No arrests have been made but Nadia police chief Sheesh Ram Jhajharia said he was hopeful of cracking the case. Chaudhuri's son Arghya, a schoolteacher, is a local Trinamul leader.

Chaudhuri, a retired teacher himself, said the puja had been taking place since 1664, when Aurangzeb was emperor of India and Shaista Khan his subahdar (governor) in Bengal. Calcutta was still 26 years from being founded.

The stolen jewellery included necklaces, earrings, tiaras, nose rings with chains, gold crowns and silver jewellery besides a dozen-odd saris, Chaudhuri said.

Police sources said that Bishu Pal, a domestic help, noticed the theft around 4am. The two civic police volunteers assigned to guard the puja through the night had left by 3am, according to Chaudhuri's complaint.

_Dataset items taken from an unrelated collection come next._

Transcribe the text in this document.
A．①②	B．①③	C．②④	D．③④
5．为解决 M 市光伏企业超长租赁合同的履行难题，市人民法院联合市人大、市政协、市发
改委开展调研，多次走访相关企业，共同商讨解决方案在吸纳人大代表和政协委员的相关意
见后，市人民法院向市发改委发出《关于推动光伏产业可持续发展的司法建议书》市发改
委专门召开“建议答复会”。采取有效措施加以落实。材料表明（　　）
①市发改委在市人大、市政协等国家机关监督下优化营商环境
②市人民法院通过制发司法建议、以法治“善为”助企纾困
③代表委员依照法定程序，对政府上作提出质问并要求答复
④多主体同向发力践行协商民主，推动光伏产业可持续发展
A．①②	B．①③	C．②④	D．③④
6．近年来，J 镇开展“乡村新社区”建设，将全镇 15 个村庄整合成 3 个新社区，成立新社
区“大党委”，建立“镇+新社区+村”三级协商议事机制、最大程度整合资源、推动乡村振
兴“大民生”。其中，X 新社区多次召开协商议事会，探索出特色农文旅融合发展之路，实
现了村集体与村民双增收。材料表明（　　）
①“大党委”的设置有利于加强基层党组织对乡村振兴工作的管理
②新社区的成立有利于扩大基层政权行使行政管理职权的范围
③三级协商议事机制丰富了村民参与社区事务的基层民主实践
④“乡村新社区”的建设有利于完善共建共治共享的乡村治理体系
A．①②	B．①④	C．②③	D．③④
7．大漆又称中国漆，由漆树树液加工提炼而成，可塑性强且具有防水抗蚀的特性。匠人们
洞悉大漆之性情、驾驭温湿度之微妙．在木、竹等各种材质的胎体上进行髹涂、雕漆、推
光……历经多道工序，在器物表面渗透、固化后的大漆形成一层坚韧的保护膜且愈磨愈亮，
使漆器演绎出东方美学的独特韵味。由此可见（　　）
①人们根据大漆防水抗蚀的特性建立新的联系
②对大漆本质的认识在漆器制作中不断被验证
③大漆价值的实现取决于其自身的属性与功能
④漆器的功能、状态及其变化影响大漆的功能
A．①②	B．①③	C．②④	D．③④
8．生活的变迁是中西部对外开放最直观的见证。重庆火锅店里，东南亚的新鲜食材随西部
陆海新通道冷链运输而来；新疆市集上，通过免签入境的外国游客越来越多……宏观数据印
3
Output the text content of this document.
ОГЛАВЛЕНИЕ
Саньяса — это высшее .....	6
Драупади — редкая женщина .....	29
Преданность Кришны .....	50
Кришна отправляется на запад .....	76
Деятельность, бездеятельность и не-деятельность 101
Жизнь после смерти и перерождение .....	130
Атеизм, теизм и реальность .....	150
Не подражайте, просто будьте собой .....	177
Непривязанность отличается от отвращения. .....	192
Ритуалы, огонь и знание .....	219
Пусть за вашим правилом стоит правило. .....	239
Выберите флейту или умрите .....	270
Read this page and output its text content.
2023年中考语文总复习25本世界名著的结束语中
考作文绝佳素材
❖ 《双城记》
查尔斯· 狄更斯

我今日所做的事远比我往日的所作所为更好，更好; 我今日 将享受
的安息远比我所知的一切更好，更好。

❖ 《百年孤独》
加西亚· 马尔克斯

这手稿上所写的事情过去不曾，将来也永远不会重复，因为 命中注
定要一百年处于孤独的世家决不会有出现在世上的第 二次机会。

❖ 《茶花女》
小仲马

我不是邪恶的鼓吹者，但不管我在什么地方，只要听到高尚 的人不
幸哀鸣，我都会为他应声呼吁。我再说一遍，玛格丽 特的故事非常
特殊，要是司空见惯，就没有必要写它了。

Chaudhuri said the family had gone to bed well past midnight. "We are in shock; our puja had never witnessed a theft in over three-and-a-half centuries," he said.

"They even stole the saris. Who does that? This has destroyed the festival not only for the family but for the whole area."

He added: "But since the puja had never before been halted for any reason, we continued with all the rituals today. We weren't going to let the puja suffer because of this. Since the thieves had clearly touched the idol, we started with a cleansing ritual."

Pal said he had woken at 3.15am to pluck flowers for the day's rituals. "I came to the mandap to get a container for the flowers and saw the civic police volunteers were gone, and so was the jewellery," he said.

Chaudhuri said the police had promised that the civic police volunteers would stay at their post till at least 5am every day.

"The role of these two civic police volunteers is being examined in the investigation," an officer said.